Nella sostanza, l'obbligo di non nuocere, di astenersi da ogni offesa e danno
volontario. Ma cade il comandamento del segreto, vincolante in Ippocrate, che
comanda: «Tutto cio' ch'io vedro' e ascoltero' nell'esercizio della mia
professione, o anche al di fuori della professione nei miei contatti con gli
uomini, e che non dev'essere riferito ad altri, lo tacero' considerando la cosa
segreta». Il paragrafo del giuramento cade, perche' troppo contiguo alla
complicita', al delitto di omerta': questa parola che offende e storpia la
radice da cui viene e che rimanda all'umilta', all'umirta'. La vera umilta'
consiste nell'infrangere il segreto, nel far letteralmente parlare le pietre e
il cemento, le terre e i mari inquinati, poiche' e' denunciando il male che esso
vien conosciuto e la guarigione puo' iniziare. Per questo l'informazione
indipendente e' cosi' importante, in Italia: spesso lamentiamo un'opinione
pubblica indifferente, ma, prima di esser aiutata a divenire civica, essa deve
essere bene informata: con parole semplici, non specialiste, con esempi
concreti. I medici di cui ho parlato - medici dell'Italia e delle sue parole e
della sua natura malate - combattono proprio contro questo silenzio, che
protegge i mafiosi, copre oscuri patti fra Stato e mafia, lascia senza
protezione le loro vittime. I medici danno alle cose un nome, e su questa base
agiscono. C'e' un modo di servire lo Stato che chiamerei paradossale: si serve
lo Stato, pur sapendo che esso e' pervertito, che nella nostra storia c'e' stato
piu' volte un doppio Stato. Uomini come Falcone, Borsellino, il giudice
Chinnici, don Giuseppe Puglisi, don Giuseppe Diana e i tanti uomini delle scorte
avevano questa fedelta' paradossale allo Stato. Uomini cosi' sono come esuli,
come De Gaulle che lascio' la Francia quando fu invasa da Hitler e dall'esilio
londinese disse: la Francia non coincide con la geografia; quel che rappresento
e' «una certa idea della Francia», che ha radici nella terra ma innanzitutto
nella mente di chi decide di entrare in resistenza e sperare in un mutamento. La
riconquista del territorio e della legalita' e' come la speranza, anch'essa
sempre paradossale. Prende il via da una perdita del territorio, dalla
consapevolezza che se lo Stato non ha piu' presa su di esso, ciascuno di noi
perde la terra sotto i piedi. E quando dico territorio perduto dico le case che
franano non appena s'alza la tempesta, i terremoti che uccidono piu' che in
altre nazioni, l'abitare che diventa aleatorio, brutto, perche' la costruzione
delle case avviene con cemento finto, fatto di sabbia piu' che di ferro,
procurato dalle mafie. Come nella lettera di Paolo ai Romani, e' dalla debolezza
che si parte, altrimenti non ci sarebbe bisogno di sperare: «Cio' che si spera,
se visto, non e' piu' speranza; infatti, cio' che uno gia' vede, come potrebbe
ancora sperarlo? Ma se speriamo quello che non vediamo, lo attendiamo con
perseveranza» . Ecco, per ora speriamo quel che non ancora vediamo: una cultura
della legalita', una politica del territorio restituito a chi vuole abitarlo
decentemente.
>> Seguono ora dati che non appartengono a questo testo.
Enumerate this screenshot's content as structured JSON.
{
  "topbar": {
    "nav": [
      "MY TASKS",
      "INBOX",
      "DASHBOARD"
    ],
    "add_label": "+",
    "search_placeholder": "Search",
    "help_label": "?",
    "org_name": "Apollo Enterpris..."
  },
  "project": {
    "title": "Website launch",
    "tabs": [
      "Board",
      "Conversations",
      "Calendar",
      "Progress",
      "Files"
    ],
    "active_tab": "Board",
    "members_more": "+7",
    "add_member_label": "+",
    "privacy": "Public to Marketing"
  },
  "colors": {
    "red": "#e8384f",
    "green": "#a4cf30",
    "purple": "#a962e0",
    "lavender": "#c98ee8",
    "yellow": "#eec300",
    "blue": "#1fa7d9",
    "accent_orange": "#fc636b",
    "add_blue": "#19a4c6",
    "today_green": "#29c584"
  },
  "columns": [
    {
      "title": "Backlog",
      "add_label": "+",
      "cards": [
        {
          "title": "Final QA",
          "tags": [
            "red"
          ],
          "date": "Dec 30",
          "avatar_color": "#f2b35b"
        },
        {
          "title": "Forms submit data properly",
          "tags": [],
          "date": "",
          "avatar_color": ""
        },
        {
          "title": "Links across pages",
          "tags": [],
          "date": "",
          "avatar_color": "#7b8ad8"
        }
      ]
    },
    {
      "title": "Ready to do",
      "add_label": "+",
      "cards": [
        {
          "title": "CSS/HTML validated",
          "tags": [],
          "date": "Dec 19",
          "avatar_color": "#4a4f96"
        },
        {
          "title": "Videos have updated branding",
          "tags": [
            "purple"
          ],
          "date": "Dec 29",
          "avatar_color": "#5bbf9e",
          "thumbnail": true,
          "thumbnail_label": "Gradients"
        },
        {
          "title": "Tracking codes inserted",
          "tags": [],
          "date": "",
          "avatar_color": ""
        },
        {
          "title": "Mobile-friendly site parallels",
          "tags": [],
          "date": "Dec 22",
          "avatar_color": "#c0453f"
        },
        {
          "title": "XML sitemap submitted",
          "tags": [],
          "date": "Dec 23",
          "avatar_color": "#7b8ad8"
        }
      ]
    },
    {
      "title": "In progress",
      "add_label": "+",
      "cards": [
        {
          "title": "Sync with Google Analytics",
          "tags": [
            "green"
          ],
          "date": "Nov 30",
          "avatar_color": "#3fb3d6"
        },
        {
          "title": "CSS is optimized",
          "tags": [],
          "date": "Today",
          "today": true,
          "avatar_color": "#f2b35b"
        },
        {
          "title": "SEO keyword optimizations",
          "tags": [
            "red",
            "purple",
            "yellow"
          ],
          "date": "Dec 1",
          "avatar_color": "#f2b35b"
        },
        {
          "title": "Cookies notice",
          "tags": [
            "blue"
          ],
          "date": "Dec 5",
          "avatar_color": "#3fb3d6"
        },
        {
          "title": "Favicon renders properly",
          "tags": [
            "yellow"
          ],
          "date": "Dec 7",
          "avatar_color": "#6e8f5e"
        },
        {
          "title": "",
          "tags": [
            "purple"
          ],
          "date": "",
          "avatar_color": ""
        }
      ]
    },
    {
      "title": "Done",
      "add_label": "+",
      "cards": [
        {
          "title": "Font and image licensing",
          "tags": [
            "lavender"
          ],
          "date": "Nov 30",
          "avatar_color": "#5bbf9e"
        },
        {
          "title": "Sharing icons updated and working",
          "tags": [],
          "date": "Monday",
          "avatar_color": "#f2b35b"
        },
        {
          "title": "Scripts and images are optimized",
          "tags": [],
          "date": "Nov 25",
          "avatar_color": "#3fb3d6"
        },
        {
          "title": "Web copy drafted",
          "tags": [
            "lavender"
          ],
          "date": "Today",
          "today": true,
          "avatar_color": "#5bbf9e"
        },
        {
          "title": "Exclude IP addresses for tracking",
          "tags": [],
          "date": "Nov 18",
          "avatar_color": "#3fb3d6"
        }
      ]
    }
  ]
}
Per ora abbiamo una certa idea dell'Italia, della lotta alla
mafia. Ma se sappiamo quel che accade da tanto tempo, pur non avendo tutte le
prove, gia' meta' del cammino e' percorsa e l'agire diventa non solo necessario
ma possibile. Anche questo Paolo lo spiega bene, quando elenca le tappe della
speranza. Prima viene l'afflizione, la conoscenza del dolore. L'afflizione
produce la pazienza, e questa a sua volta la virtu' provata. E' sul suolo della
virtu' provata che nasce la speranza, e a questo punto la prospettiva cambia. A
questo punto sappiamo una cosa in piu', preziosa: non si comincia con lo
sperare, per poi agire. Si comincia con la prova dell'azione, e solo dalla messa
alla prova nascono la speranza, la sete di trovare l'insperato, l'anticipazione
attiva - gia' qui, ora - di un futuro possibile. Ha detto una volta Giancarlo
Caselli una cosa non dimenticabile: «Se essi sono morti (parlava di Falcone,
Borsellino) e' perche' noi tutti non siamo stati vivi: non abbiamo vigilato, non
ci siamo scandalizzati dell'ingiustizia; non lo abbiamo fatto abbastanza, nelle
professioni, nella vita civile, in quella politica, religiosa». Per questo
corriamo il rischio, sempre, di disimparare perfino la speranza.